Author: José de Jesús García Ruvalcaba
Date: 13:30:46 05/17/99
Go up one level in this thread
On May 17, 1999 at 15:00:02, Robert Hyatt wrote: >On May 17, 1999 at 14:15:22, José de Jesús García Ruvalcaba wrote: > >>On May 17, 1999 at 09:28:31, Robert Hyatt wrote: >> >>>On May 17, 1999 at 00:36:39, James B. Shearer wrote: >>> >>>>On May 14, 1999 at 09:52:14, Robert Hyatt wrote: >>>> >>>>>On May 14, 1999 at 01:38:11, Gregor Overney wrote: >>>> >>>> <snip> >>>> >>>>>> >>>>>>2) You still need to write the correct algorithms to make this chip work. And >>>>>>those algorithms are pretty complex (see evaluation functions etc.) >>>>>> >>>>> >>>>>But it has _already_ been done.
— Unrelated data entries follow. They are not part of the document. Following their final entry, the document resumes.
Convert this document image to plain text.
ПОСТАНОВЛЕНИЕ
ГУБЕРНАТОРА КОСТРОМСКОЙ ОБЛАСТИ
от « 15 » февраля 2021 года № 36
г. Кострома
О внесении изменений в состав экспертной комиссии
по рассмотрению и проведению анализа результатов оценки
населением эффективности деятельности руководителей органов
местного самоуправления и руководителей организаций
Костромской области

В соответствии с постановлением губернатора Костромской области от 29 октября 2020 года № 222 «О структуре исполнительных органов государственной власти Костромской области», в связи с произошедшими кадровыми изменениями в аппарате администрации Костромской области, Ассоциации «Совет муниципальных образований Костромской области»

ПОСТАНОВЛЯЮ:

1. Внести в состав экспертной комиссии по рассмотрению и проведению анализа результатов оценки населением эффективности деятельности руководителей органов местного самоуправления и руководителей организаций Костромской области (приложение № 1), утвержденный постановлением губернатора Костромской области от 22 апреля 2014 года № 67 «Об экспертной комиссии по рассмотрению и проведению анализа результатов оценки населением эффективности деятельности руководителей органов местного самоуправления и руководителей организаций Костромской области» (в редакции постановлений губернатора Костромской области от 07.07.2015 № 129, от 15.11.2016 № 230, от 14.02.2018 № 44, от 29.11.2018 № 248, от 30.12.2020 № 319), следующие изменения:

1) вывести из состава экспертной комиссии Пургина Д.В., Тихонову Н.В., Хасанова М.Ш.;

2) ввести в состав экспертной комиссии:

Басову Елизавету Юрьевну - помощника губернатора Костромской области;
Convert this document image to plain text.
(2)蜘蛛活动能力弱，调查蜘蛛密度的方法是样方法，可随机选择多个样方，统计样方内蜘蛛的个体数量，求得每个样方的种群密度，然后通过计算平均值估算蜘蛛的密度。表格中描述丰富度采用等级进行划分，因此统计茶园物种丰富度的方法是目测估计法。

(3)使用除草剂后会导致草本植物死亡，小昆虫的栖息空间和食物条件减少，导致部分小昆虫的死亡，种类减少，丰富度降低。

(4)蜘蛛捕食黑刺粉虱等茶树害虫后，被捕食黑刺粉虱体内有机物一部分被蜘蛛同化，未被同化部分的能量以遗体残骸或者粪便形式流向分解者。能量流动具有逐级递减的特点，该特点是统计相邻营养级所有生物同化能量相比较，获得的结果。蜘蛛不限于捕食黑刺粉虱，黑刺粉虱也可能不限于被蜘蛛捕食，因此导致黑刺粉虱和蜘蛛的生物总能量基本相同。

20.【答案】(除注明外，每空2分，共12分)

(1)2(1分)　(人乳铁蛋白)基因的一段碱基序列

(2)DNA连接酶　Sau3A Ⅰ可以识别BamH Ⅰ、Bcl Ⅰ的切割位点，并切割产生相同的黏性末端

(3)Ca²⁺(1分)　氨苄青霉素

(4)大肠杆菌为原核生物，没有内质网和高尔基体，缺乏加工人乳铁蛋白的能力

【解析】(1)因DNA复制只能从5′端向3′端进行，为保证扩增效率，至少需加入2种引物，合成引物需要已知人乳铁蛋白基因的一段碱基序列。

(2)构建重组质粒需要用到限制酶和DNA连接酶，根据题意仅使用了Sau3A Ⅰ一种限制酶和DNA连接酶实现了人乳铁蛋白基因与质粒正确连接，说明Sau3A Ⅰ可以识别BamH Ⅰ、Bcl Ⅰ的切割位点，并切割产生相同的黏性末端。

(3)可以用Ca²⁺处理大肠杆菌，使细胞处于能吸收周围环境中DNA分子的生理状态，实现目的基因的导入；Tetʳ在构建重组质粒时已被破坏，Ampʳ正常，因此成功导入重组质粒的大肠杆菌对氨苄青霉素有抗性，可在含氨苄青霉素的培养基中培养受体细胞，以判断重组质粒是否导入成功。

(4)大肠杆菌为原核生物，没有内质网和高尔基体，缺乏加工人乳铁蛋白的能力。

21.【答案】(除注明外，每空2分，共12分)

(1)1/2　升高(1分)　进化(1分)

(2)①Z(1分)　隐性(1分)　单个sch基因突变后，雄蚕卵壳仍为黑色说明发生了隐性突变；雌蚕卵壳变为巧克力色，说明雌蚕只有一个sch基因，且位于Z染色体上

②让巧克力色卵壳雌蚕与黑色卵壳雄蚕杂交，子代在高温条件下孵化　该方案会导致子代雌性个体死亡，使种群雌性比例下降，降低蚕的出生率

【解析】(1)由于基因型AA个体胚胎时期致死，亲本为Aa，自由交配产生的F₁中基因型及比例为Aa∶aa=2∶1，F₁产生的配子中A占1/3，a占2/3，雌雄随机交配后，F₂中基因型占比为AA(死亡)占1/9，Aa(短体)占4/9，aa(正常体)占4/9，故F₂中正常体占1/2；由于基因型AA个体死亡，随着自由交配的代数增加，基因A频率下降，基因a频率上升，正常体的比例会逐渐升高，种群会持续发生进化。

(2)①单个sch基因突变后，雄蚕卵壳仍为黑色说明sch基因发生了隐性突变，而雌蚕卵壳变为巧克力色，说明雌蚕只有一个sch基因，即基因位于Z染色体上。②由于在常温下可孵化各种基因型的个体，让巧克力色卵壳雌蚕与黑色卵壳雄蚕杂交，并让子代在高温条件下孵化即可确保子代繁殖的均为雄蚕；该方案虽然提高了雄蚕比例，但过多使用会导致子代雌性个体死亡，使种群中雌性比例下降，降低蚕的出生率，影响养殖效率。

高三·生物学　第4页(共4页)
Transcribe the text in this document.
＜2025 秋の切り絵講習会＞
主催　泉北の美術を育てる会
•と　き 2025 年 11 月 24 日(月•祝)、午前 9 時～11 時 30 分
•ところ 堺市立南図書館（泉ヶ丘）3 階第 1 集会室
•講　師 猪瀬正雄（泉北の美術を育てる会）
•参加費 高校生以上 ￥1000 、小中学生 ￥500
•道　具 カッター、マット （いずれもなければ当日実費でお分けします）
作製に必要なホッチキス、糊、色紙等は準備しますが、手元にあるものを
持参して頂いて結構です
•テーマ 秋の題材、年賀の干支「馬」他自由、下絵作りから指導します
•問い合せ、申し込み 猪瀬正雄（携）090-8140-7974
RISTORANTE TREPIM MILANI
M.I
All that is left is to use the "new" fab >>>>>process to increase density and clock speed.. DB's chess chips only ran at >>>>>20-24 megahertz. running that up to 16x faster seems quite easy with todays >>>>>silicon capabilities as that would still be a modest < 400mhz processor. >>>> >>>> This assumes: >>>>1) Hsu's startup has the right to use the IBM deep blue code. >>> >>>He's already publicly stated that he is doing this, so I would assume that >>>permission has already been granted? >>> >>> >>> >>>>2) The IBM deep blue code (written for the big endian power chips) can be >>>>trivially ported to the (little endian) Intel chips used in PCs. >>>> I would doubt both of these assumptions. >>>> James B. Shearer >>> >>>(2) is a non-issue. IE 'crafty' is much more 'endian' aware than DB, yet it >>>runs on big-endian and little-endian machines with no problems at all. The >>>PCI interface could 'correct' the endian-order of the data without the chip >>>ever knowing... >> >> One of the very few things I do not like in crafty is the opening book's >>sensitivity to endian-ness. Crafty is a great program anyway, even if I play >>with a small book. > >This will be fixed one day. It isn't difficult, just time-consuming, as the >best approach is to read in byte-by-byte and then shift/add things together >to make a word. of course, the XDR routines could do that too, but since >'long long' is non-ANSI at present, that is touchy... Personally I do not think it is important that every crafty reads the same book files, especially if it is easier to handle them with their native endian-ness. With a conversion utility I would be happy (sorry for not offering help to write one, it was many years ago when I wrote my last program and I do not trust my programming abilities anymore).